Jewel Samad/AFP
Jewel Samad/AFP

Lygia Pape ganha sua primeira retrospectiva nos EUA

'A Multitude of Forms' traz pinturas, desenhos, esculturas, instalações e filmes criados pela artista fluminense

Tonica Chagas, ESPECIAL PARA O ESTADO

22 Março 2017 | 19h59

NOVA YORK - A primeira retrospectiva de Lygia Pape (1927-2004) exibida por um museu norte-americano foi aberta na terça, 21, no Met Breuer, espaço que o Metropolitan Museum, de Nova York, inaugurou no ano passado e é dedicado exclusivamente à arte moderna e contemporânea. Lygia Pape: A Multitude of Forms traz pinturas, desenhos, esculturas, instalações e filmes criados pela artista fluminense em 50 anos de carreira. No sábado, 25, a partir das 11 horas, um dos exemplos da arte de Lygia ganha o espaço das ruas no centro de Manhattan: uma remontagem da performance Divisor (30 metros de tecido branco com fendas por onde as pessoas participantes só mostram a cabeça), encenada pela primeira vez, no Rio, em 1968, vai percorrer os dez quarteirões entre a sede do Met, na 5.ª Avenida, e o Met Breuer, na Madison.

Com Lygia Clark (1920-1988) e Hélio Oiticica (1937-1980), Lygia Pape formou a principal trindade do neoconcretismo brasileiro. Em trabalhos como Divisor e Roda dos Prazeres, também de 1968, ela foi uma das primeiras artistas a integrar o espaço da arte com o do observador, um marco da arte do século 20. Lygia mereceu retrospectivas no Centro de Arte Reina Sofia, em Madri, e na Serpentine Gallery, de Londres, em 2011, e no ano seguinte na Estação Pinacoteca, em São Paulo. Em 2010, Divisor foi vista na abertura da 29.ª Bienal de São Paulo, e em 2013 foi remontada nas ruas de Hong Kong.

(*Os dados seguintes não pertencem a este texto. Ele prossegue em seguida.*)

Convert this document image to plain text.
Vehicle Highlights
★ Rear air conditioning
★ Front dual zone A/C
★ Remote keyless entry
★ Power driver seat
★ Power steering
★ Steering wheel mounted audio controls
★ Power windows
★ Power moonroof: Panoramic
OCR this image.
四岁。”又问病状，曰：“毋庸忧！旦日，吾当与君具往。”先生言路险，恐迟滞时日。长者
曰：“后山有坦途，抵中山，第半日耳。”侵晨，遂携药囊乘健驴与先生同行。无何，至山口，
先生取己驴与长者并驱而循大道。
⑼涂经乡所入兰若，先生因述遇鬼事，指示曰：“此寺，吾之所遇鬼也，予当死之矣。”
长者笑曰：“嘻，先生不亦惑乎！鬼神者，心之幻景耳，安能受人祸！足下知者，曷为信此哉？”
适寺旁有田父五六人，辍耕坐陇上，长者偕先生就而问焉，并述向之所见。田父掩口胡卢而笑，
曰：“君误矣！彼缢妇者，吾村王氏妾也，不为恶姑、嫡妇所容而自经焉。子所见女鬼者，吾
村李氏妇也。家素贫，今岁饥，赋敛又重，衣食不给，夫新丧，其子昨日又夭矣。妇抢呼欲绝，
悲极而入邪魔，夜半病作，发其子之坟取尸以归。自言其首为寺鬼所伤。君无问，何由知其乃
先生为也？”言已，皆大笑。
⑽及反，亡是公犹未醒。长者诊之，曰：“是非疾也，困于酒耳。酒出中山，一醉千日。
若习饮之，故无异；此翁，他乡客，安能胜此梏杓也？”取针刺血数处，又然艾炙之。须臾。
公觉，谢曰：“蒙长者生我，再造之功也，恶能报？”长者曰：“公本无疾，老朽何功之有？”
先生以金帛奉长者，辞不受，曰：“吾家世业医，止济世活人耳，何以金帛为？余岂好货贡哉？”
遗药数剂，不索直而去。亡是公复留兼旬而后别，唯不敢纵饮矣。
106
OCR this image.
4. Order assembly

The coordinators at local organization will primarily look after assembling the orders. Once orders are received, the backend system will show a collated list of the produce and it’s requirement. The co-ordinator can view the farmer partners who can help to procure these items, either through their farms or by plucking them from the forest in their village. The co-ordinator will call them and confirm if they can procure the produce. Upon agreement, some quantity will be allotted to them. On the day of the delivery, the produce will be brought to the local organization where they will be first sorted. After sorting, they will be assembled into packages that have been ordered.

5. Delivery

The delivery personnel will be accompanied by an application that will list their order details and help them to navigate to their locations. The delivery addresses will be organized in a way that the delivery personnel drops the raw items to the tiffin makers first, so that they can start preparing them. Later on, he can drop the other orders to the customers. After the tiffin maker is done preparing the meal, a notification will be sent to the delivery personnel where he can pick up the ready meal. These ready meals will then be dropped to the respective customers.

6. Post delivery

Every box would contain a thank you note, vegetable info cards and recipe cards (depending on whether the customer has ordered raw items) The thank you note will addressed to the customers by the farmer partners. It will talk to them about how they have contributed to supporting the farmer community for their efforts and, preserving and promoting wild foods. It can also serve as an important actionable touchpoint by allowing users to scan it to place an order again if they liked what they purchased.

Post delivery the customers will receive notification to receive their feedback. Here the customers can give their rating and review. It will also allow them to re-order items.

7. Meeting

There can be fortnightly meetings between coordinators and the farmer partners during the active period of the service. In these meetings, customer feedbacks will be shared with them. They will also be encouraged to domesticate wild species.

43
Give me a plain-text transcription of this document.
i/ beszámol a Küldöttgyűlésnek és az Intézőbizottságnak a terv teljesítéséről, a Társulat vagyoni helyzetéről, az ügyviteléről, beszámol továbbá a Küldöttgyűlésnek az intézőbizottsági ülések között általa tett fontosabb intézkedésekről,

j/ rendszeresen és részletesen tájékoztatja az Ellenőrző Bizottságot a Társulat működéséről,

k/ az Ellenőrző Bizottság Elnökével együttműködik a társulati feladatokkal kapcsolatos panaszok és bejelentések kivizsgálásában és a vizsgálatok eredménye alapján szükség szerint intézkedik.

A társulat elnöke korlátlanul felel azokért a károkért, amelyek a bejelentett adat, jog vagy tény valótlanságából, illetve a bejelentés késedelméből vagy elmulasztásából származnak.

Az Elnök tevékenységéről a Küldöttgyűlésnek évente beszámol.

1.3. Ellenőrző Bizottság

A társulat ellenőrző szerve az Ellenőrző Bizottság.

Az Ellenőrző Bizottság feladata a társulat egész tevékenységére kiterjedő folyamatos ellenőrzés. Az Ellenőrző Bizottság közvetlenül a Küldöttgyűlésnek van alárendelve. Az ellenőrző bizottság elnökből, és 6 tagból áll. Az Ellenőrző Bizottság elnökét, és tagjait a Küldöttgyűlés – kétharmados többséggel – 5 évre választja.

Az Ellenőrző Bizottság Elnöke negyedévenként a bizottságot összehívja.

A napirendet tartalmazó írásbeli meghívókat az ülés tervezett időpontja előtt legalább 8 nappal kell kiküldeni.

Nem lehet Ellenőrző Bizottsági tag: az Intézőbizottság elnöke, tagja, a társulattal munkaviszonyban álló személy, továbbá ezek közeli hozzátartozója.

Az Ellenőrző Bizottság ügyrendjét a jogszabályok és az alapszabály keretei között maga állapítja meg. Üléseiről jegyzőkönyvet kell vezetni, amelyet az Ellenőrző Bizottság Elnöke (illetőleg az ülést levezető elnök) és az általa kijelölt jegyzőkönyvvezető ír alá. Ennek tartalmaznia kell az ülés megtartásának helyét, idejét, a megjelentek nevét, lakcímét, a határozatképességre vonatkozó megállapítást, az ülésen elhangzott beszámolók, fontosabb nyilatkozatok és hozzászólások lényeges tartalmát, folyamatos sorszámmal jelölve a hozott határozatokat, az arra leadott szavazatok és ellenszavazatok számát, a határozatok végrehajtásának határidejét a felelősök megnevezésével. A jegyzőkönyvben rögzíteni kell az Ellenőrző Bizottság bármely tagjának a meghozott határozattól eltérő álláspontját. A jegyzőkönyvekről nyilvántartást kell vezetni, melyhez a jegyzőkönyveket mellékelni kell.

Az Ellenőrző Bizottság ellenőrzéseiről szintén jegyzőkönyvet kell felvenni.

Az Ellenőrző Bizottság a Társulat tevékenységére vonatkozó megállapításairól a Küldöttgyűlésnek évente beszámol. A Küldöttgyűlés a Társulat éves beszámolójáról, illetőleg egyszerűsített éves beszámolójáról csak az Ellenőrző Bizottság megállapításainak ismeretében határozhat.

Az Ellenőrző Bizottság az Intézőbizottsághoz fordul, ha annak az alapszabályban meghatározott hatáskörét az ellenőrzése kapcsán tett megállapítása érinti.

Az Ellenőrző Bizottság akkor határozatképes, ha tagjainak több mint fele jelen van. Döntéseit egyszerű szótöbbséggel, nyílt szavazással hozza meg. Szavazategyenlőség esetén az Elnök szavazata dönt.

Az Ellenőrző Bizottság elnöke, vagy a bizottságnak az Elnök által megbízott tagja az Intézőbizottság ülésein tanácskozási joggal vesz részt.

A retrospectiva no Met Breuer tem seções dedicadas a séries de relevos como Tecelares, da década de 1950, livros experimentais dos anos 60 e séries fotográficas sobre a vida urbana carioca, como Favela da Maré (1974-1976) e Espaços Imantados (1982 e 1995). Completam a exposição alguns filmes experimentais que Lygia fez com diretores do Cinema Novo, além de seções com esculturas e instalações, entre as quais Amazoninos (1989-1992), Banquete Tupinambá (2000) e Ttéia (1976-2004). Esta última, exibida em 2009 na 53.ª Bienal de Veneza, ocupa uma galeria especial no Instituto Inhotim, em Brumadinho (MG), desde 2012.

Ao combinar abstração geométrica com noções de corpo, tempo e espaço para integrar o objeto de arte com a experiência de vida, Lygia Pape é vista por Iria Candela, curadora do Departamento de Arte Moderna e Contemporânea do Met que organizou a retrospectiva, como “uma figura crítica no desenvolvimento da arte moderna brasileira”. Lygia Pape: A Multitude of Forms fica em exibição no Met Breuer até 23 de julho.